In Australia and New Zealand, online spending peaks a few times a year, notably during key retail sales dates such as Black Friday and Cyber Monday. If you’re looking to increase your business’ revenue to take advantage of seasonal trends and events, you’ll need to create a carefully considered strategy.
In this article, we’ll cover some of the best seasonal business ideas for small business owners, and we’ll help you discover your business’s potential in untapped seasonal markets abroad. We’ll begin with tips on how you can extend your trading period to experiment with new seasonal goods, and then we’ll compare seasonal growth domestically versus internationally.
- Best seasonal business ideas: tips and tricks for success
- The importance of international seasonal eCommerce
- How to overcome international borders with WorldFirst
Best seasonal business tips
Pick a string of events to focus on
If you’re just starting out with seasonal business opportunities, it’s best to pick one or two events so you can find your feet. Once you get the hang of those, you can incorporate other seasonal ideas — some of them international.
If you’re already a seasonal business looking to extend your trading period, adding another event before or after your main one can help you understand your logistical demand. You’ll know how much preparation time you need for your main event across the weeks leading up to it, and can fit in business development for your new event around it.
Finally, if you’re a business looking to diversify your revenue, you may find that seasonal demand is very different to your existing business model. Weeks — sometimes months — of work culminate in a small window of time, and customer interests change as soon as the season is over.

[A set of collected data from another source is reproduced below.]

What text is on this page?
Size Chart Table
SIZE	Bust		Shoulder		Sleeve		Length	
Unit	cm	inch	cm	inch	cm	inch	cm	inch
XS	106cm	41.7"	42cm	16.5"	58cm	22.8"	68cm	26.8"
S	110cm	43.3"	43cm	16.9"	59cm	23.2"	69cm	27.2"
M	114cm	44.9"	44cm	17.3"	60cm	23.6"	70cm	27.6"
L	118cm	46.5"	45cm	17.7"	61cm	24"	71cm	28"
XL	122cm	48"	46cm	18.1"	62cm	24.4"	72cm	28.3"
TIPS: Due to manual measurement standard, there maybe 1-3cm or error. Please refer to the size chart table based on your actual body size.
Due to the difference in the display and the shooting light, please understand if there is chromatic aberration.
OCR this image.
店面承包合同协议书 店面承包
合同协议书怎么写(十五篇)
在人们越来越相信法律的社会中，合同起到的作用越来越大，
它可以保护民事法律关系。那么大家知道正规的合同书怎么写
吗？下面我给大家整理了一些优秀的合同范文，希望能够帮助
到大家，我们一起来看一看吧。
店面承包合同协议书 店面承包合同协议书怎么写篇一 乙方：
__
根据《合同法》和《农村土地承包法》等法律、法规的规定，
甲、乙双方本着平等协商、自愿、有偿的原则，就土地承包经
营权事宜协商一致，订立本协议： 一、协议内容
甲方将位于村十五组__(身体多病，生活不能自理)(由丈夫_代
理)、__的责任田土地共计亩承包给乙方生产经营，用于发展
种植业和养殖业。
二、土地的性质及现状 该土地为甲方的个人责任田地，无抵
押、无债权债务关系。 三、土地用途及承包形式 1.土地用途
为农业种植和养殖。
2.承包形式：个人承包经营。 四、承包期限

Maximising your opportunity to meet the demand as and when it exists while minimising excess stock is vitally important. Make sure you do your market research, so you’re adequately prepared.
Even if your seasonal business idea is a relatively small eCommerce occasion (such as Mother’s Day or Easter), it still needs considerable preparation. Your itemised strategy will need to cover a range of tasks:
- Creating product listings
- Generating promotional codes
- Crafting deals
- Shipping logistics
- ... and more
If you’re branching out into a market where there’s a language barrier or new cultural norms to learn, earlier preparation time is even more important.
Capitalise on the perceived importance and build hype
Seasonal celebrations are important to people just as much as they are to your business. Prior to Christmas 2021, Finder estimated that Kiwis would spend a total of $1.8 billion throughout the holiday season.
Offering deals to incentivise early purchases helps consumers who are looking to spread the cost. You might gain repeat business via word of mouth marketing as it gets closer to the big day, and if so, your cash flow could improve. Similarly, demonstrating that you understand why the holiday is important is crucial if you’re to break through the noise of your competitors and show your value to customers.
Repurpose existing stock
Seasonal trends are a great way for businesses to get rid of excess stock and recoup potential losses. Although it doesn’t work for every product category, repackaging (or simply re-marketing) stock you have at hand can be an easy seasonal business idea.
Because you’re familiar with existing products, it only takes a little market research and (at most) a few tweaks to your packaging design for it to sell in new markets. Products with apparently limited shelf lives — for example, crimson red items seen at Christmas — can be turned into scarlet Valentine’s Day products.
'Limited edition' as a seasonal business idea
If you’re more confident in your ability to pivot to new seasonal demand, you can go one step further than our ‘repurpose’ suggestion above: creating a ‘limited edition’ version of your product.
Unlike reusing excess stock to avoid wasted capital, businesses can take more care when creating limited product editions and meet the specific tastes of consumers for that year (whether this comes as particular flavour profiles or colour and design trends). The result is a novel and (seasonally) scarce product that interests consumers.
Take Skittles, for example. Since 2017, Skittles has offered a Pride version of their product during certain months of the year that plays with the usage of rainbow colours, and similar steps have also been taken by US biscuit manufacturer Oreo.
The importance of international seasonal eCommerce
While eCommerce is growing fast in New Zealand, the fact remains that our population is relatively small compared to the rest of the world. Tapping into seasonal trends in some international markets can offer a huge opportunity for small businesses, especially in established regions.
Within Europe alone, sales data from 2020 shows that Ireland, Belgium and Denmark are among the leading sources of revenue for eCommerce companies; eCommerce revenues from each marketplace was at least 40% higher than the UK’s, for example.
Further afield, the consumer preference for eCommerce couldn’t be clearer. The US is responsible for just under 20% of total eCommerce sales globally, while China alone accounts for more than half.
With global eCommerce revenues predicted to grow as the world recovers from the pandemic, international and seasonal eCommerce is the perfect business idea for small companies looking to expand.